Should the tie remain — an impending recount could change the results — state law calls for the race to be decided "by lot."

But the exact method to be used would be in the hands of a five-person panel made up of McMillan, Ferrary, county Democratic Party Chairwoman Christy French, county GOP Chairman Russell Allen and a district court judge, according to the provisions of the law.

McMillan's preference?

"I think a single hand of five-card stud would be good," he said. "You deal out five cards, and there's going to be a winner."

The statute specifies that a majority of the panel would decide.

Ferrary on Wednesday said she was familiar with the law, but she's not sure yet which method she'd want to settle the race outcome.

"I don't know if I'd have any preference on that," she said.

Ferrary and McMillan each received 6,217 votes, said Doña Ana County Clerk Lynn Ellins on Wednesday. Those results are subject to an automatic recount.

If the race comes down to a tie-breaking method of chance, that event will be public, Ellins said.


Other contests?

Asked how they think the race should be decided, Sun-News readers' answers ranged from the highly comedic to the potentially viable.

Said Braden Tidwell, via Facebook: "Arm wrestle? On a more serious note, a local forum debate within district, and vote from there."

Continued Tidwell: "Good luck; may the best man or woman win!"

Reader Craig Huey suggested a competition more gastro-intestinally oriented: "The only way anything should be settled in New Mexico: (a) chile-eating contest!"

The game "rock, paper, scissors" or "ro sham bo" was a popular recommendation. Though that's a game partly of chance, it's unclear whether it would qualify.

The New Mexico Secretary of State's office couldn't be reached for comment Wednesday.

Russell Allen, county GOP chairman, said he could imagine a dilemma in the case of a coin toss decision: Which candidate would get to call "heads" or "tails?"

"My personal preference would be draw a card and the highest card wins, with ace being high," he said.

A re-vote?

Some residents said a re-vote should take place. One person said credentials should factor into the tie-breaker.

Allen opposed the idea of holding another election for District 37.

"As a Republican and a conservative, there's no way I'd want to do a re-vote because it costs too much money," he said.

Relying upon chance, Allen said, is "just as good a way as any. I think it's about as fair as it could possibly be."

Since state law indicates that chance should be used, any additional — and possibly more inventive —methods for breaking a future election tie would require action on the part of the state Legislature.

A recount in McMillan and Ferrary's race still must happen, a few weeks from now. If the tied vote still stands after that's complete, the decision by lot must be used, officials said.

Allen said he's doubtful the tie will last last past the recount. It's likely at least a few errors in the original tally will be found, he said.
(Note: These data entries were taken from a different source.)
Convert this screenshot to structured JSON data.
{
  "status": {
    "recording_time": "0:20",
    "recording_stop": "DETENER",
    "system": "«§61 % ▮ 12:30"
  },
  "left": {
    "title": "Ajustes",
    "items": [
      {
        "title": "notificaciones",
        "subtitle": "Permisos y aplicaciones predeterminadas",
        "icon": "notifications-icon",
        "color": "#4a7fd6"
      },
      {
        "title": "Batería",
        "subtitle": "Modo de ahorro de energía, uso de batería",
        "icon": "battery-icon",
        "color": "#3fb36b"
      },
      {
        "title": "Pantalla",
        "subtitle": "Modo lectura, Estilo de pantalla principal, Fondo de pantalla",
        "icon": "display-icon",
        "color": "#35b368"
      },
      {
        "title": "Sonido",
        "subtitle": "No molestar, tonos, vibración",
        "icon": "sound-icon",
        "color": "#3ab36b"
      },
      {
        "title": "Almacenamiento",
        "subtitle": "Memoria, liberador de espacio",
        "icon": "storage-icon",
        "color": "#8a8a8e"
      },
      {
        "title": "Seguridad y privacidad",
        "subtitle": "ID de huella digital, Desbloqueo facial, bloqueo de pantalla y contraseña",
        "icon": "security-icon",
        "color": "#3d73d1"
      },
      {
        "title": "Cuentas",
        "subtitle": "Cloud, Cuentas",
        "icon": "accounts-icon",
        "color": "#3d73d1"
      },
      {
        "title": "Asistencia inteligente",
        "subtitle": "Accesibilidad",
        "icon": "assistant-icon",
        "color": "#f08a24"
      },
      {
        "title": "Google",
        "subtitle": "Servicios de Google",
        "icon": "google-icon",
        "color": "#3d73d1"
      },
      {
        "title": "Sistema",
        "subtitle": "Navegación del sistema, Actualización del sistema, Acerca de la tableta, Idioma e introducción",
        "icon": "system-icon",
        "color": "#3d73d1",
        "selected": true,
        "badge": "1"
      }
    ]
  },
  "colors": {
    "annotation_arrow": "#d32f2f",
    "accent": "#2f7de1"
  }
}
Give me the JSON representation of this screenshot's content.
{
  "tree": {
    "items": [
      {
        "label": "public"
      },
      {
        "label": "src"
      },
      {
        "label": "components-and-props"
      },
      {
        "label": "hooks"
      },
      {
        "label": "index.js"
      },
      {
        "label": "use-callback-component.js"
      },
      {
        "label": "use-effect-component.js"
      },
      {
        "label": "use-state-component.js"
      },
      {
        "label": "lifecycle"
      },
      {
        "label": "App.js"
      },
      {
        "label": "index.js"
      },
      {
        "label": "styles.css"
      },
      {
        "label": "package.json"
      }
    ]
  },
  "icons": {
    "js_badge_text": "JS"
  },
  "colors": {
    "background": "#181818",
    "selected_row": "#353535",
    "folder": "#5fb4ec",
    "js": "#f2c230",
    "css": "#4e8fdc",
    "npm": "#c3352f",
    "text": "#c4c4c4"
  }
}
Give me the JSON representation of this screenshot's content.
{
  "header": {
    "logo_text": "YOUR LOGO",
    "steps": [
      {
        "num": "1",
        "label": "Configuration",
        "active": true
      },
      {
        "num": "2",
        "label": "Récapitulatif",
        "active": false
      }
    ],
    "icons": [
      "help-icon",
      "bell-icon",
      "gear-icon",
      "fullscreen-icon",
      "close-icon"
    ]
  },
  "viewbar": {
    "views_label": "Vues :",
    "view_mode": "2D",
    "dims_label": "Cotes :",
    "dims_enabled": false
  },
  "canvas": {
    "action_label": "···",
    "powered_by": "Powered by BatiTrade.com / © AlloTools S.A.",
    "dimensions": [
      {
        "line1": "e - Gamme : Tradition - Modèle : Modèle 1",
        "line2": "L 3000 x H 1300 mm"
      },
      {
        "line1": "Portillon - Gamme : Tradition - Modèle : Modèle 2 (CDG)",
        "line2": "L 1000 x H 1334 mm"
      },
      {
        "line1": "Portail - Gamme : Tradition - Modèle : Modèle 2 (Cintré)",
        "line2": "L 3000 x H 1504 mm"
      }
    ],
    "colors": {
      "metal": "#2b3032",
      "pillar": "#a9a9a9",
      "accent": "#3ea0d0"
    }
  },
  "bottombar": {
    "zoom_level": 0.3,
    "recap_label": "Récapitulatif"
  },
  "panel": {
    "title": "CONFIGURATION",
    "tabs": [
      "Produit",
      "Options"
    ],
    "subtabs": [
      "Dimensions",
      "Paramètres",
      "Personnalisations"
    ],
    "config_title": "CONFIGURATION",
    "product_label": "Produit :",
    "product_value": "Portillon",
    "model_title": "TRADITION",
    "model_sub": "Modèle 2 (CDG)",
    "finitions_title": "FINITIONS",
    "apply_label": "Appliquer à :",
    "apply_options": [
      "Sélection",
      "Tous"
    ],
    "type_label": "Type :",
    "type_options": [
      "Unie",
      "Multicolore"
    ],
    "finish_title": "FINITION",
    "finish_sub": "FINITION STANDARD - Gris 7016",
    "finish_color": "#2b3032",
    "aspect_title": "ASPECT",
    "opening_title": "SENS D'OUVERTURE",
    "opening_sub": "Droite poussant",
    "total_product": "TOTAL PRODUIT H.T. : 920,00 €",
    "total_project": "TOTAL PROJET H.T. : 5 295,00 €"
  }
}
In March of this year, the village of Hatch relied upon a coin flip to decide the winner of a trustee seat. That was after each received 51 votes in the municipal election. Magistrate Judge Patrick Curran oversaw the coin toss.

A tie-breaking vote left to fate might seem unusual, but such lottery-based decisions have their roots in history, according to the book "The Luck of the Draw: The Role of Lotteries in Decision Making" by Peter Stone.

The ancient democracy of Athens relied heavily upon the "use of random selection to fill political offices," Stone writes.


Results from the Nov. 6 election had been slated to be certified by the Doña Ana County commission on Wednesday, but the meeting was postponed until Friday morning, Ellins said. That's partly because the clerk's office was busy with work related to the Ferrary-McMillan race, he said.

The meeting will happen at 9:30 a.m. Friday at the Doña Ana County Government Center, 845 N. Motel Blvd., Las Cruces.